O silêncio tão profundo que nem mesmo os cavalos pareciam se mover. Era possível ouvir os meus batimentos cardíacos, e a respiração de Brogo. Eu ouvi o vento, e senti o abismo.
Como se eu fosse parte de tudo aquilo, eu senti. De uma ponta à outra, de uma margem à outra, da beirada até o fundo. O abismo estava vivo, e respirava.
Eu senti ele me chamar, mas resisti. Então senti como se a névoa dali me protegesse, ela mantinha o abismo inerte. Eu não entendi, mas senti que eu e a névoa tínhamos uma conexão.
Então tentei usá-la.
Ergui minha mão e, como se soubesse exatamente o que estava fazendo, ordenei que a névoa me obedecesse. Deixei um pouco da névoa do Rancor sair e tocar a névoa da Grande Falha.
Então houve uma reação.
A névoa do abismo começou a girar como um tornado, e depois se condensou em três pilares que subiram até ficar ao nível do solo na margem do abismo, bem à minha frente. Os pilares foram ligados por uma rampa perfeitamente plana, com proteções nas laterais. E lá estava, uma ponte feita inteiramente de Rancor e névoa.
Pisei na ponte, era bastante firme. Dei dois passos, e ela nem tremeu. Brogo veio junto, e deu um sorriso. Parecia que ela tinha aprovado a construção.
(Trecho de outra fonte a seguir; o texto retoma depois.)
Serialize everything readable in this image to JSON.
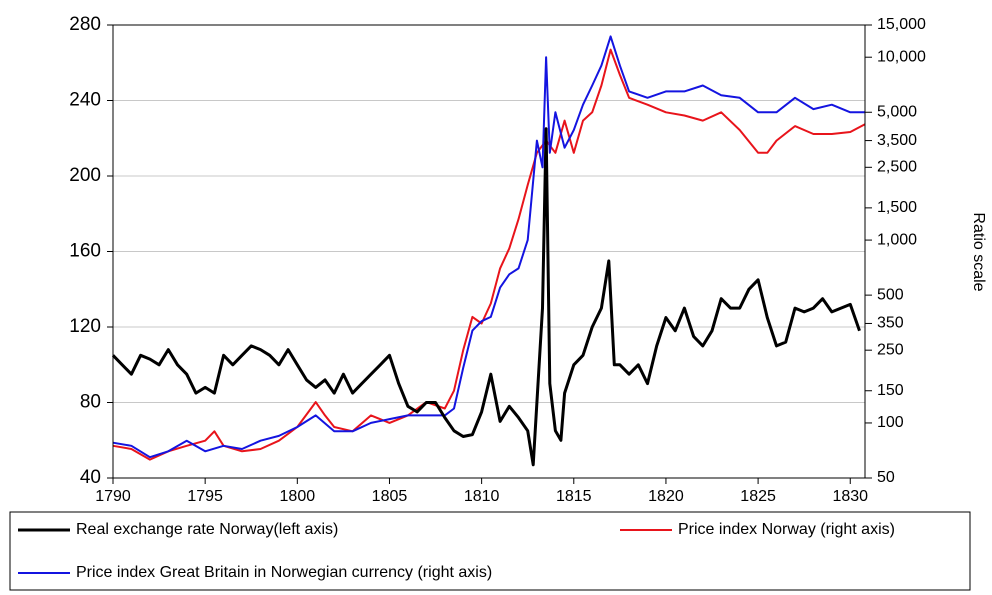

Nilo não parava de me encarar, assustado.
— Você fez mesmo uma ponte com a névoa da Grande Falha? — Ele perguntou.
—Acho que sim… — Respondi.
Então ele riu. Todos rimos.
Não sabíamos do que estávamos rindo, mas foi divertido. Mas não era o momento de perder tempo, Nilo lembrou, então montamos nos cavalos e atravessamos.
Chegando no outro lado, pegamos a direção em linha reta até Parva. Havíamos economizado umas três horas de viagem, e chegaríamos antes do fim do dia. E contando com os cavalos de qualidade, isso seria bem rápido.
E foi.
Não demorou muito, vimos os muros da cidade.
— Finalmente estamos em casa! — Eu disse.
Mas algo parecia difrente. A cidade estava quieta, não havia sinal da movimentação esperada de uma cidade construída para ser um mercado no centro do continente. E a fumaça… Não havia fumaça na última vez que cheguei a Parva.